TG Daily – TG Video: Electric motorcycle inventor crashes at Wired NextFest (2)

* Busby: Did someone already said that your blog is cool and very interesting to read?You are intelligent in writing this good article about motorcycle!

What a warm comment to post to RTFA, Busby! Thanks for the genuine… WAIT. Did you just say, “You are intelligent in writing this good article about motorcycle!”

I know what’s going on here: the worst kind of spam! This is just the Busby SEO Test, isn’t it?
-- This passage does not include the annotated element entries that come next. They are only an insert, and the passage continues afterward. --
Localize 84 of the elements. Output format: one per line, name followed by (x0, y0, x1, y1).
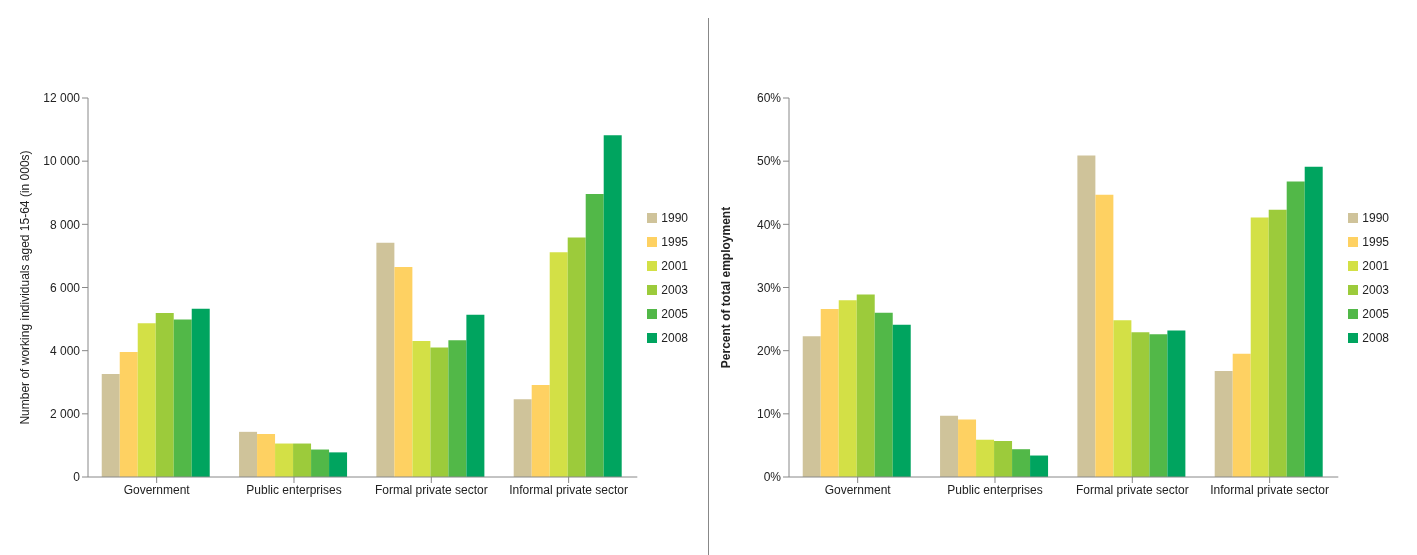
legend-label: 1990 (661, 210, 688, 225)
bar (838, 300, 857, 477)
bar (1149, 334, 1168, 477)
bar (311, 449, 330, 477)
bar (802, 336, 821, 477)
bar (376, 242, 395, 477)
bar (412, 340, 431, 477)
y-tick-label: 6 000 (49, 280, 81, 295)
legend-label: 1990 (1362, 210, 1389, 225)
bar (958, 419, 977, 477)
bar (820, 308, 839, 477)
x-tick-label: Formal private sector (374, 482, 488, 497)
bar (856, 294, 875, 477)
legend-label: 1995 (1362, 234, 1389, 249)
bar (976, 439, 995, 477)
bar (1030, 455, 1049, 477)
y-tick-label: 50% (756, 154, 782, 169)
legend-label: 2003 (661, 282, 688, 297)
bar (394, 266, 413, 477)
bar (892, 324, 911, 477)
bar (119, 351, 138, 477)
legend-label: 2008 (661, 330, 688, 345)
bar (1304, 166, 1323, 477)
x-tick-label: Public enterprises (947, 482, 1043, 497)
legend-label: 2003 (1362, 282, 1389, 297)
legend-label: 2005 (661, 306, 688, 321)
y-tick-label: 20% (756, 343, 782, 358)
bar (531, 385, 550, 477)
y-axis-title: Number of working individuals aged 15-64 (in 000s) (18, 150, 33, 425)
bar (513, 399, 532, 477)
y-tick-label: 10 000 (43, 154, 81, 169)
legend-label: 1995 (661, 234, 688, 249)
bar (430, 347, 449, 477)
bar (1214, 370, 1233, 477)
bar (239, 431, 258, 477)
bar (940, 415, 959, 477)
legend-label: 2001 (1362, 258, 1389, 273)
y-tick-label: 4 000 (49, 343, 81, 358)
legend-label: 2005 (1362, 306, 1389, 321)
x-tick-label: Formal private sector (1075, 482, 1189, 497)
x-tick-label: Government (123, 482, 191, 497)
bar (874, 312, 893, 477)
y-tick-label: 60% (756, 91, 782, 106)
bar (1077, 155, 1096, 477)
bar (329, 452, 348, 477)
bar (173, 319, 192, 477)
bar (567, 237, 586, 477)
bar (466, 314, 485, 477)
y-tick-label: 0 (73, 470, 81, 485)
bar (1268, 209, 1287, 477)
bar (1232, 353, 1251, 477)
bar (1167, 330, 1186, 477)
legend-label: 2008 (1362, 330, 1389, 345)
bar (1095, 194, 1114, 477)
bar (1113, 320, 1132, 477)
y-tick-label: 2 000 (49, 407, 81, 422)
y-tick-label: 12 000 (43, 91, 81, 106)
bar (549, 252, 568, 477)
y-tick-label: 10% (756, 407, 782, 422)
bar (137, 323, 156, 477)
bar (191, 308, 210, 477)
y-axis-title: Percent of total employment (719, 206, 734, 369)
bar (1012, 449, 1031, 477)
bar (1250, 217, 1269, 477)
legend-label: 2001 (661, 258, 688, 273)
x-tick-label: Informal private sector (509, 482, 628, 497)
bar (155, 313, 174, 477)
y-tick-label: 8 000 (49, 217, 81, 232)
bar (585, 194, 604, 477)
bar (994, 441, 1013, 477)
y-tick-label: 30% (756, 280, 782, 295)
bar (257, 434, 276, 477)
y-tick-label: 40% (756, 217, 782, 232)
bar (603, 135, 622, 477)
x-tick-label: Public enterprises (246, 482, 342, 497)
bar (293, 443, 312, 477)
bar (101, 374, 120, 477)
x-tick-label: Informal private sector (1210, 482, 1329, 497)
bar (448, 340, 467, 477)
bar (1286, 181, 1305, 477)
bar (275, 443, 294, 477)
bar (1131, 332, 1150, 477)
y-tick-label: 0% (763, 470, 782, 485)
x-tick-label: Government (824, 482, 892, 497)
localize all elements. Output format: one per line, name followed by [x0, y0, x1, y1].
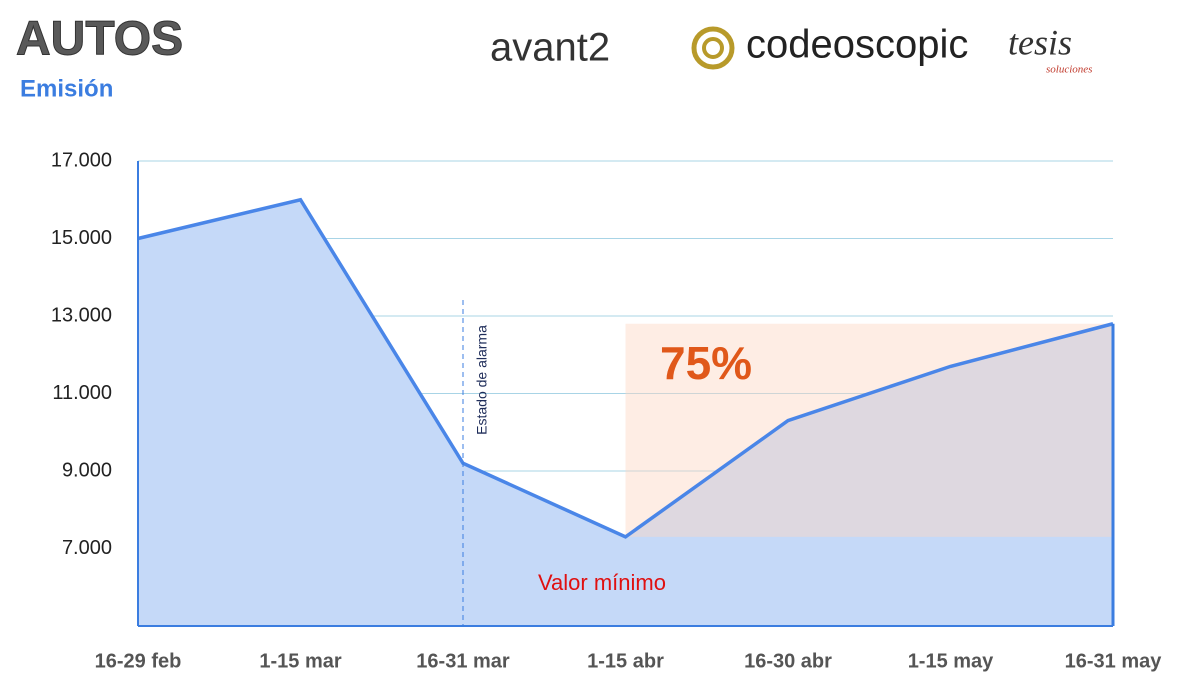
- y-tick-label: 15.000: [51, 227, 112, 249]
- title: AUTOS: [16, 13, 183, 66]
- x-tick-label: 16-30 abr: [744, 650, 832, 672]
- logo-text: codeoscopic: [746, 23, 968, 67]
- x-tick-label: 1-15 mar: [259, 650, 341, 672]
- event-label: Estado de alarma: [474, 325, 490, 435]
- y-tick-label: 9.000: [62, 459, 112, 481]
- y-tick-label: 11.000: [52, 382, 112, 404]
- subtitle: Emisión: [20, 75, 113, 102]
- area: [138, 199, 1113, 626]
- x-tick-label: 16-31 mar: [416, 650, 510, 672]
- logo-icon: [691, 26, 735, 70]
- logos: avant2 codeoscopic tesis soluciones: [490, 22, 1092, 75]
- y-tick-label: 17.000: [51, 149, 112, 171]
- line: [137, 197, 1114, 539]
- x-tick-label: 1-15 may: [908, 650, 994, 672]
- minimum-label: Valor mínimo: [538, 570, 666, 595]
- logo-text: tesis: [1008, 22, 1072, 62]
- logo-text: avant2: [490, 26, 610, 70]
- highlight-box: [625, 323, 1113, 537]
- x-tick-label: 1-15 abr: [587, 650, 664, 672]
- y-tick-label: 13.000: [51, 304, 112, 326]
- logo-icon: [702, 37, 724, 59]
- logo-text: soluciones: [1046, 64, 1092, 76]
- x-tick-label: 16-29 feb: [95, 650, 182, 672]
- x-tick-label: 16-31 may: [1065, 650, 1163, 672]
- percent-label: 75%: [660, 337, 752, 389]
- y-tick-label: 7.000: [62, 537, 112, 559]
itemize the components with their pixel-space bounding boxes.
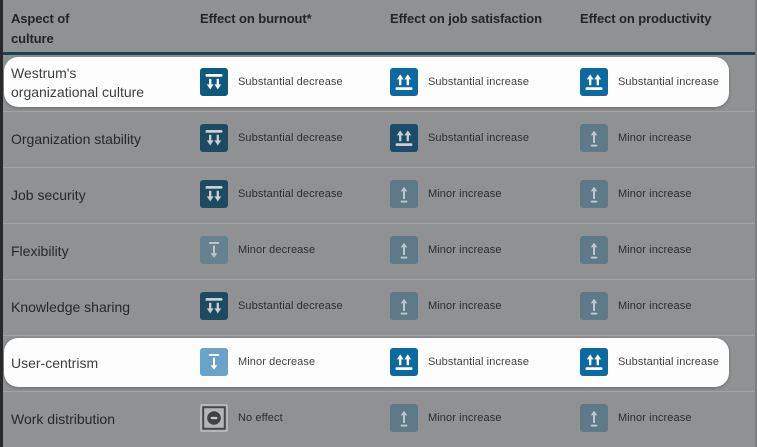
column-header-effect-on-job-satisfaction: Effect on job satisfaction <box>390 11 542 26</box>
row-highlight-card <box>4 57 729 107</box>
no-effect-icon <box>200 404 228 432</box>
substantial-increase-icon <box>390 124 418 152</box>
row-label: Organization stability <box>11 131 141 147</box>
effect-chip-job-satisfaction: Substantial increase <box>390 124 529 152</box>
effect-chip-label: Minor increase <box>618 244 692 256</box>
substantial-increase-icon <box>390 348 418 376</box>
effect-chip-label: Substantial decrease <box>238 75 343 88</box>
effect-chip-label: Minor decrease <box>238 356 316 368</box>
column-header-effect-on-burnout: Effect on burnout* <box>200 11 312 26</box>
table-row: Westrum's organizational culture Substan… <box>0 55 757 111</box>
effect-chip-label: Minor increase <box>618 300 692 312</box>
row-label: Flexibility <box>11 243 69 259</box>
minor-increase-icon <box>580 124 608 152</box>
effect-chip-job-satisfaction: Minor increase <box>390 236 502 264</box>
substantial-decrease-icon <box>200 67 228 96</box>
table-row: Organization stability Substantial decre… <box>0 111 757 167</box>
minor-increase-icon <box>580 180 608 208</box>
minor-increase-icon <box>390 180 418 208</box>
substantial-increase-icon <box>580 348 608 376</box>
minor-increase-icon <box>390 292 418 320</box>
effect-chip-burnout: Minor decrease <box>200 348 315 376</box>
table-row: Flexibility Minor decrease Minor increas… <box>0 223 757 279</box>
effect-chip-label: Minor increase <box>428 188 502 200</box>
table-row: User-centrism Minor decrease Substantial… <box>0 335 757 391</box>
effect-chip-label: Substantial decrease <box>238 132 343 144</box>
effect-chip-label: Minor increase <box>618 188 692 200</box>
page-left-edge <box>0 0 3 447</box>
effect-chip-label: Substantial decrease <box>238 300 343 312</box>
effect-chip-job-satisfaction: Minor increase <box>390 180 502 208</box>
effect-chip-productivity: Substantial increase <box>580 348 719 376</box>
effect-chip-burnout: Substantial decrease <box>200 67 343 96</box>
minor-decrease-icon <box>200 236 228 264</box>
effect-chip-burnout: Substantial decrease <box>200 180 343 208</box>
effect-chip-productivity: Minor increase <box>580 180 692 208</box>
effect-chip-productivity: Minor increase <box>580 404 692 432</box>
minor-increase-icon <box>390 404 418 432</box>
substantial-increase-icon <box>390 67 418 96</box>
effect-chip-label: Minor increase <box>618 412 692 424</box>
effect-chip-label: Minor increase <box>428 244 502 256</box>
effect-chip-label: Substantial increase <box>428 75 530 88</box>
substantial-decrease-icon <box>200 292 228 320</box>
table-row: Work distribution No effect Minor increa… <box>0 391 757 447</box>
minor-increase-icon <box>580 236 608 264</box>
effect-chip-label: Substantial increase <box>618 356 720 368</box>
effect-chip-burnout: No effect <box>200 404 283 432</box>
effect-chip-job-satisfaction: Substantial increase <box>390 67 530 96</box>
effect-chip-label: Substantial increase <box>428 356 530 368</box>
row-label: Westrum's organizational culture <box>11 65 145 100</box>
effect-chip-label: No effect <box>238 412 283 424</box>
effect-chip-label: Substantial increase <box>428 132 530 144</box>
minor-increase-icon <box>580 404 608 432</box>
row-label: Work distribution <box>11 411 116 427</box>
effect-chip-job-satisfaction: Minor increase <box>390 404 502 432</box>
table-header: Aspect of culture Effect on burnout* Eff… <box>0 0 757 55</box>
column-header-effect-on-productivity: Effect on productivity <box>580 11 712 26</box>
effect-chip-burnout: Minor decrease <box>200 236 315 264</box>
minor-increase-icon <box>580 292 608 320</box>
effect-chip-burnout: Substantial decrease <box>200 124 343 152</box>
minor-increase-icon <box>390 236 418 264</box>
effect-chip-label: Minor increase <box>428 412 502 424</box>
table-row: Knowledge sharing Substantial decrease M… <box>0 279 757 335</box>
table-row: Job security Substantial decrease Minor … <box>0 167 757 223</box>
row-highlight-card <box>4 338 729 387</box>
substantial-increase-icon <box>580 67 608 96</box>
table-body: Westrum's organizational culture Substan… <box>0 55 757 447</box>
effect-chip-burnout: Substantial decrease <box>200 292 343 320</box>
column-header-aspect-of-culture: Aspect of culture <box>11 11 70 46</box>
effect-chip-productivity: Minor increase <box>580 292 692 320</box>
effect-chip-label: Substantial decrease <box>238 188 343 200</box>
effect-chip-productivity: Substantial increase <box>580 67 720 96</box>
row-label: User-centrism <box>11 355 99 371</box>
effect-chip-label: Minor increase <box>618 132 692 144</box>
effect-chip-label: Minor decrease <box>238 244 316 256</box>
row-label: Knowledge sharing <box>11 299 131 315</box>
effect-chip-label: Substantial increase <box>618 75 720 88</box>
substantial-decrease-icon <box>200 180 228 208</box>
effect-chip-job-satisfaction: Minor increase <box>390 292 502 320</box>
row-label: Job security <box>11 187 86 203</box>
effect-chip-label: Minor increase <box>428 300 502 312</box>
substantial-decrease-icon <box>200 124 228 152</box>
effect-chip-productivity: Minor increase <box>580 236 692 264</box>
effect-chip-job-satisfaction: Substantial increase <box>390 348 529 376</box>
effect-chip-productivity: Minor increase <box>580 124 692 152</box>
minor-decrease-icon <box>200 348 228 376</box>
page-right-edge <box>755 0 757 447</box>
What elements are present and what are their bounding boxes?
Indeed, RTFA is getting comment spam about the Busby SEO Test – this time from 124.106.146.122 (possibly a forged IP, so take this with a grain of salt). The link they want to boost is pinayspeak,com/pinaytest/

The company sponsoring this spam-fest is Busby Web Solutions:

BUSBY is proud to invite SEO specialists, guru’s, masters and hot shots to compete over a 4 month period to gain the highest position they can achieve on Google (USA Google Data Center – http://72.14.207.99)
Summary
Set up your own website and optimise it for the key phrase we announce on the start date. Prizes will be awarded to the contenstants whose site is ranked 1st, 2nd, 3rd, 4th and 5th on the finish date on Google (USA Google Data Center – http://72.14.207.99).

The phrase this year (no surprise here) is “Busby SEO Test.” Why must you make the Internet cry?

OpenDNS > System (also available at http://208.67.219.60/)

2008/02/26/1259

RTFA: http://system.opendns.com/2008/02/24/58/

Youtube down, not OpenDNS
Palo Alto – Online – resolved
posted on February 24, 2008 8:07 pm UTC

Youtube.com is down right now because Pakistan Telecom has decided to (accidentally probably) hijack their IP address space which means that nobody in the world can reach Youtube. This isn’t an OpenDNS issue. Just letting you all know.
This is now fixed. PCCW took far far too long to fix their broken customer (Pakistan Telecom) … Argh.

…what!? I don’t understand… I thought the .com root TLD servers were distributed around the world. I thought IP routing tables were virtually hardwired at the fiber-level to perform intelligent, disaster-circumventing routing.